Maintenant, je recherche, dans le Haut Quercy, les artisans qui travaillent encore à l’ancienne pour me rapprocher de ce goût. Il faut dire que les saucisses conservées dans la graisse de porc (le saindoux, excellent conservateur) étaient délicieuses. Et que dire de la saucisse sèche qui était restée pendue sur une barre près de la cheminée pendant de longues semaines, affinant nos perceptions, agaçant nos papilles insatisfaites, embaumant l’air irrésistiblement à tel point qu’il arrivait que la date fixée pour la première dégustation devenait quelquefois caduque.Spéléo
Le sol du Quercy serait occupé par un élément le plus présent au monde ! Et cet élément, ce serait le vide ! En fait les cavités souterraines existent partout. Certaines sont inviolables, gardées par des barrières naturelles que même les plus aguerris des spéléologues n’ont pu franchir. D’autres ont leur accès commercialisé. Certaines rebutent par les difficultés de leur accessibilité et par le fait que leurs entrées se trouvent au milieu d’une propriété privée. J’en connais beaucoup de toutes ces catégories. L’un des gouffres de Miers vient, récemment, d’être enfin exploré. Le gouffre de Roque-de-Corn sur une propriété privée est déconseillé sans la présence d’un local tant les risques d’y être bloqué, tant est grand le risque de la montée des eaux (pourtant eau si rare sur le causse). Il en existe de nombreux autres régulièrement visités par les associations de spéléo. Du côté des cavités commercialisées, bien sûr, il y a le seigneur, le gouffre de Padirac mais il y a aussi les grottes de Presque ou de Lacave.

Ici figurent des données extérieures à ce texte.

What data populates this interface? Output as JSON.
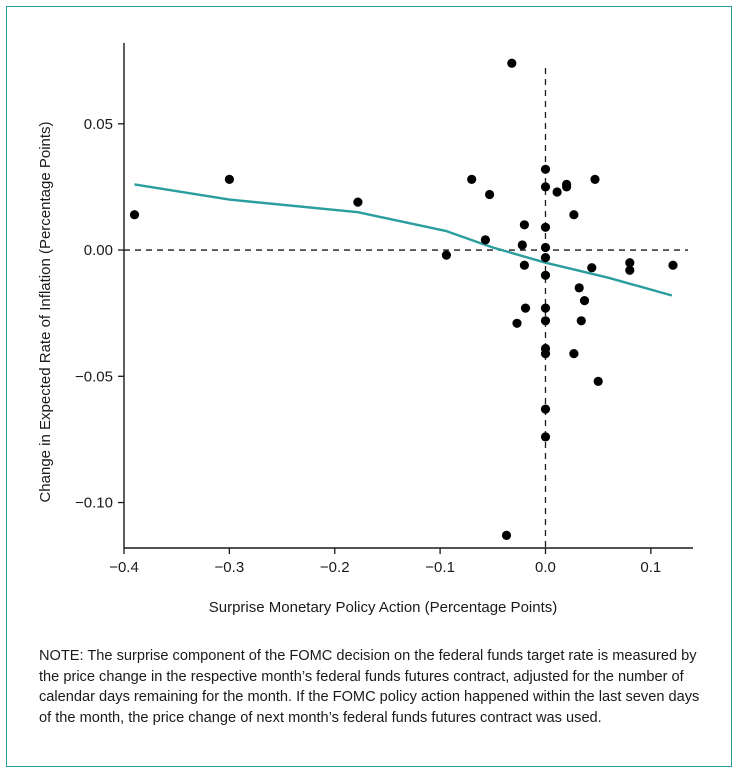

Pour les bien cachées, quasiment inconnues même des autochtones quelquefois, il y a le gouffre des Fieux, celui de Ferrières, celui du Pech la Garde, celui de Noutary, les igues de Magnagues... (J’en connais une bonne douzaine dans un tout petit rayons de quelques kilomètres !)
Soupe
La soupe est un symbole qui ravive le souvenir de ma grand-mère maternelle et de celle qu’elle préparait tous les jours pour le bonheur de tous. Il faut dire que mes oncles en mangeaient dès le petit déjeuner accompagné d’un copieux chabrol. Elle mitonnait doucement toute la journée dans la toupine sur les braises amoureusement entretenues, devant le foyer de la vaste cheminée. Il y avait toujours des légumes. Elle était servie directement dans l’assiette creuse préalablement garnie de fines tranches habilement découpées dans la tourte de pain rassis. J’en aimais l’odeur, le goût mais tout autant cette impression de satiété qui suivait. Et puis, dès huit ans, j’ai eu le droit (le privilège ?) de faire chabrol ! Comme les grands !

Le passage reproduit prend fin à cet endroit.